The key takeaway from the NewsClick saga is that ‘freedom of speech’ has become a convenient refuge for the sellouts. A similar toolkit was on display during IT raids on the BBC that had evaded taxes as a part of its operations in the country. A rising India has become a point of irritation for many global actors, whether it is China or the propagandistic outlets in the West. In order to harm India’s national interest and to sabotage its national security, they have found many guns on hire. Such individuals are IINOs or what I call “Indian in Name Only”. They masquerade as journalists who are doing ‘critical journalism’ and ‘speaking truth to power’ but in reality, as shown by the NYT report, they are just doing the bidding for their masters.
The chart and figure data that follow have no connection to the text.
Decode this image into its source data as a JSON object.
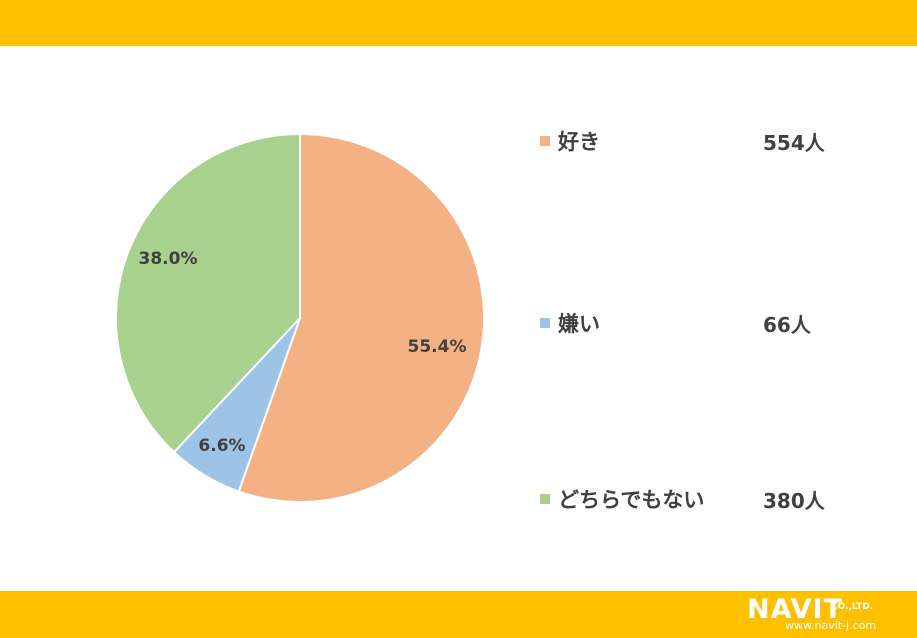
{
  "theme": {
    "bar_color": "#FFC000"
  },
  "chart_data": {
    "type": "pie",
    "title": "",
    "start": "12 o'clock, clockwise",
    "slices": [
      {
        "label": "好き",
        "percent": 55.4,
        "percent_label": "55.4%",
        "count": 554,
        "count_label": "554人",
        "color": "#F4B183"
      },
      {
        "label": "嫌い",
        "percent": 6.6,
        "percent_label": "6.6%",
        "count": 66,
        "count_label": "66人",
        "color": "#9DC3E6"
      },
      {
        "label": "どちらでもない",
        "percent": 38.0,
        "percent_label": "38.0%",
        "count": 380,
        "count_label": "380人",
        "color": "#A9D18E"
      }
    ],
    "legend_position": "right"
  },
  "logo": {
    "name": "NAVIT",
    "suffix": "CO.,LTD.",
    "url": "www.navit-j.com"
  }
}
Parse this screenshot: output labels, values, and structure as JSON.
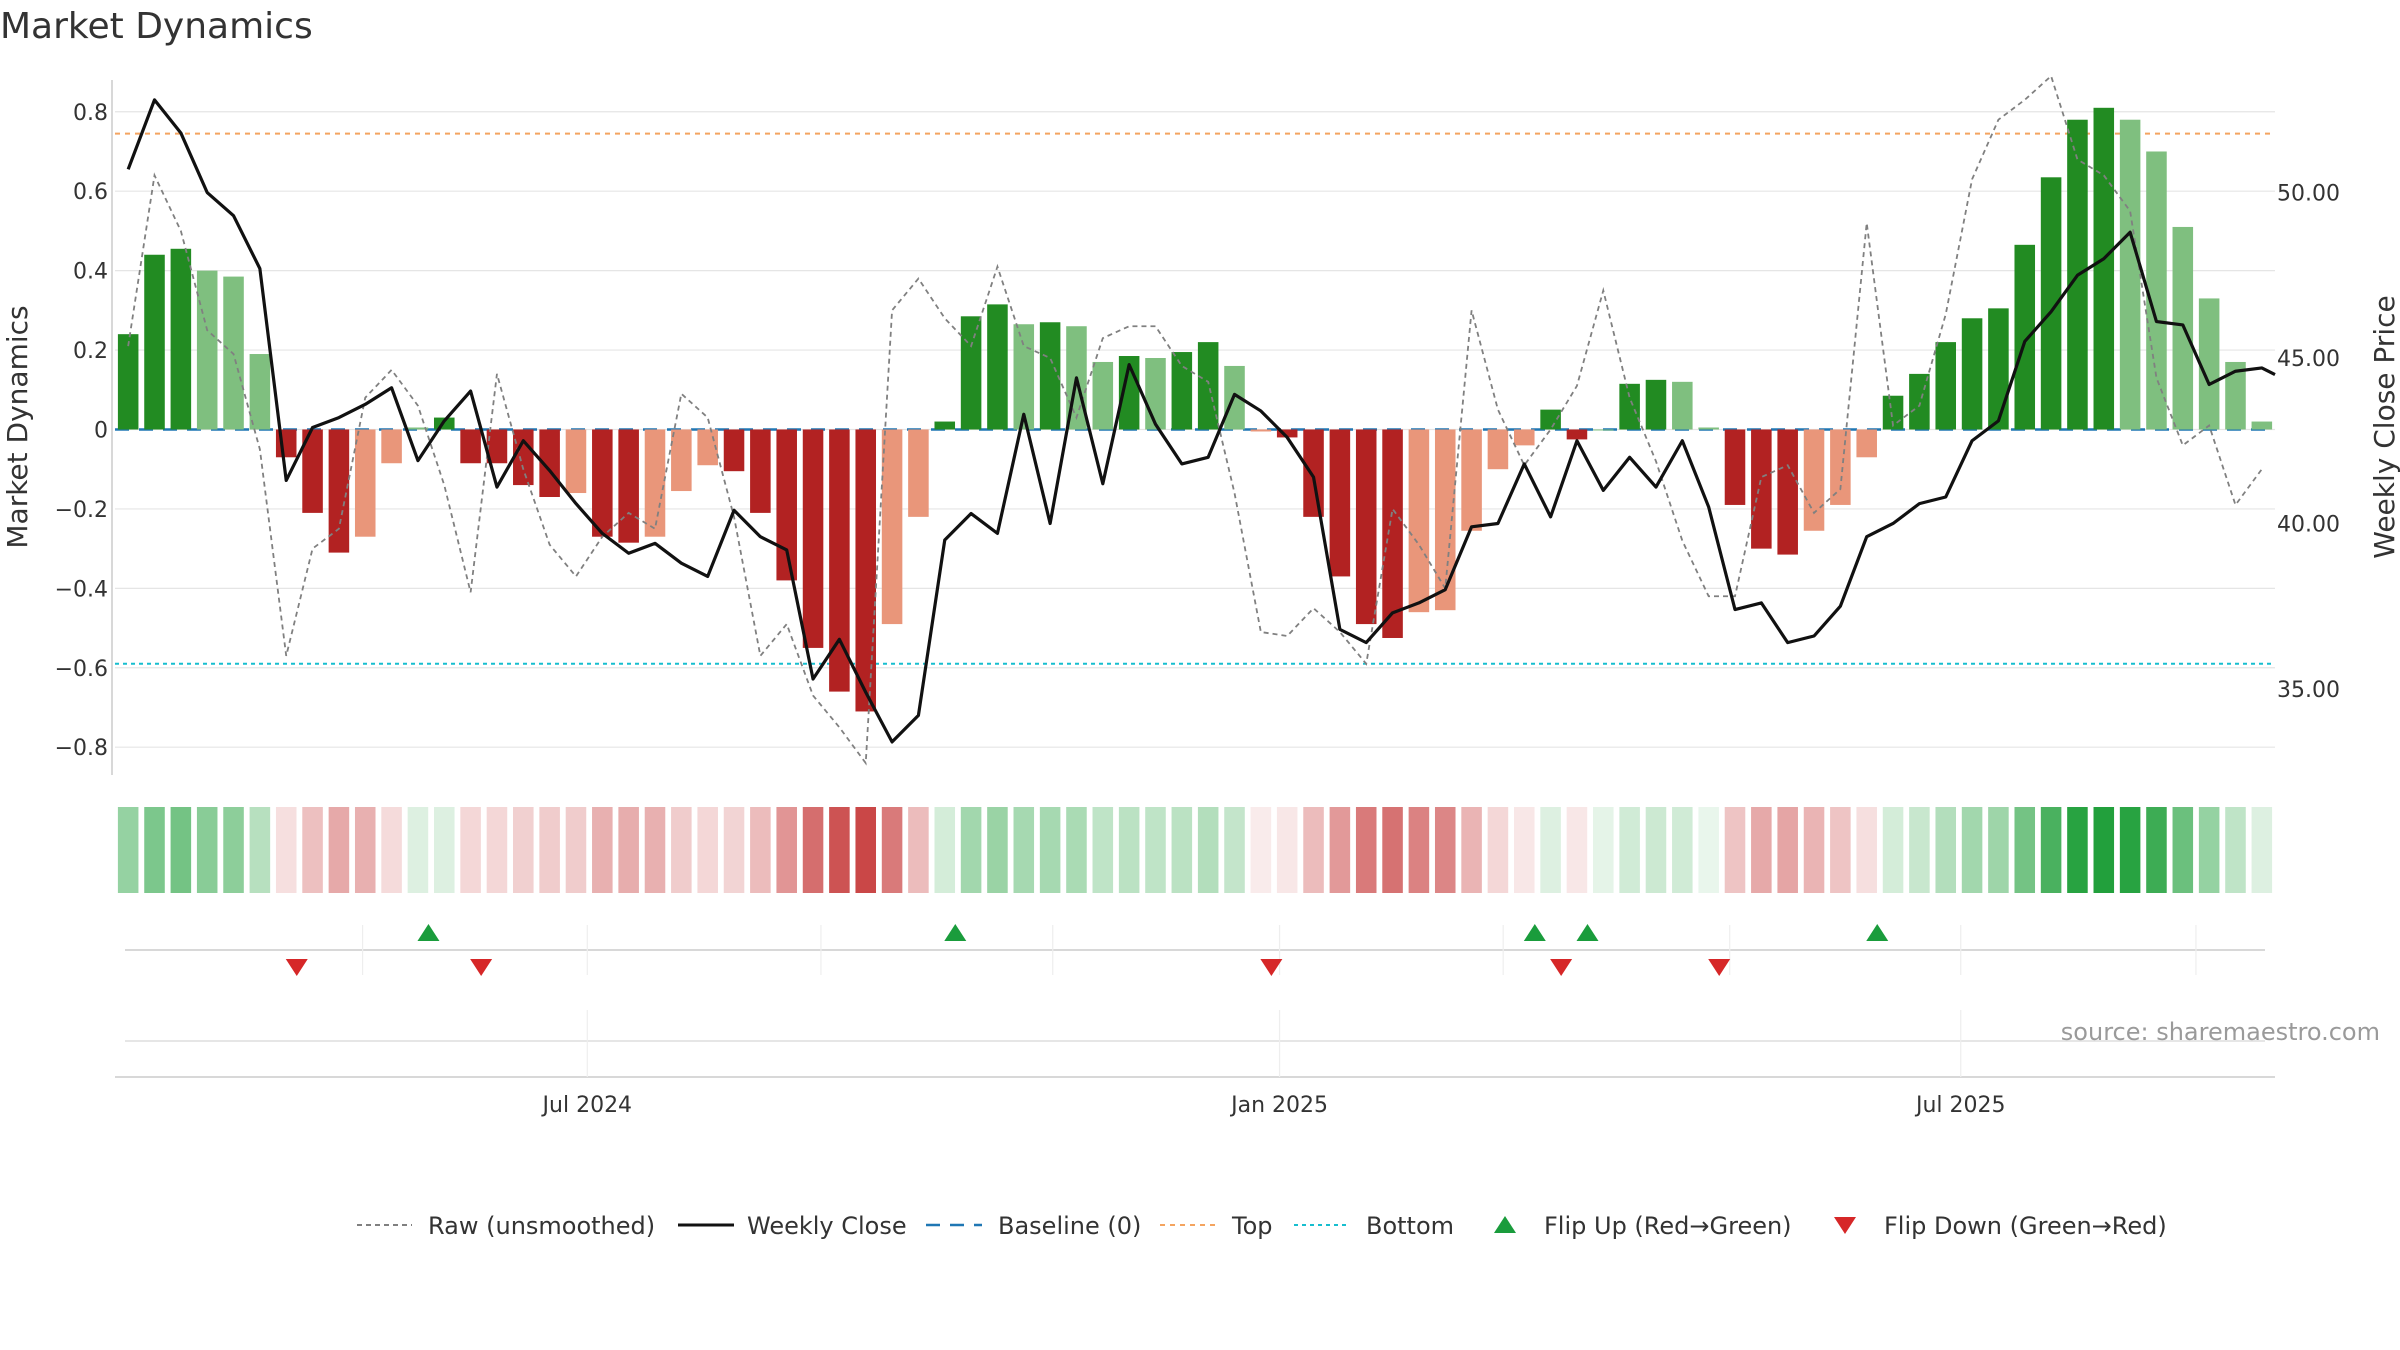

China, of all the countries, is an authoritarian state that doesn’t have free media and is notorious for suppressing the freedom of speech of its own journalists. But while it discourages a fair assessment of its own actions, it is also known to fund propaganda operations across the world. Its activities are not limited to India but extend to the US and even Brazil. Many scholars have studied China’s influence operations in detail and they point out how it systematically uses various methods that range from cultivating foreign agents, social media armies and even outright funding of platforms to have them publish the Chinese propaganda on their supplement pages. Many newspapers including in India have come under scrutiny for publishing similar content as ‘advertorials’.
Unfortunately, in India, China’s actions also get political support from the Opposition parties. Case in point is the attack on BJP MP Nishikant Dubey by Congress leaders for speaking on the NYT report in the Parliament on Monday. Information warfare and propaganda outlets are a national security threat. It is time Indian political parties rise above their divides and narrow interests to see it as the danger that it really is.
The author is a PhD from the Department of International Relations, South Asian University. She writes on India’s foreign policy. Views expressed in the above piece are personal and solely that of the author. They do not necessarily reflect News18’s views.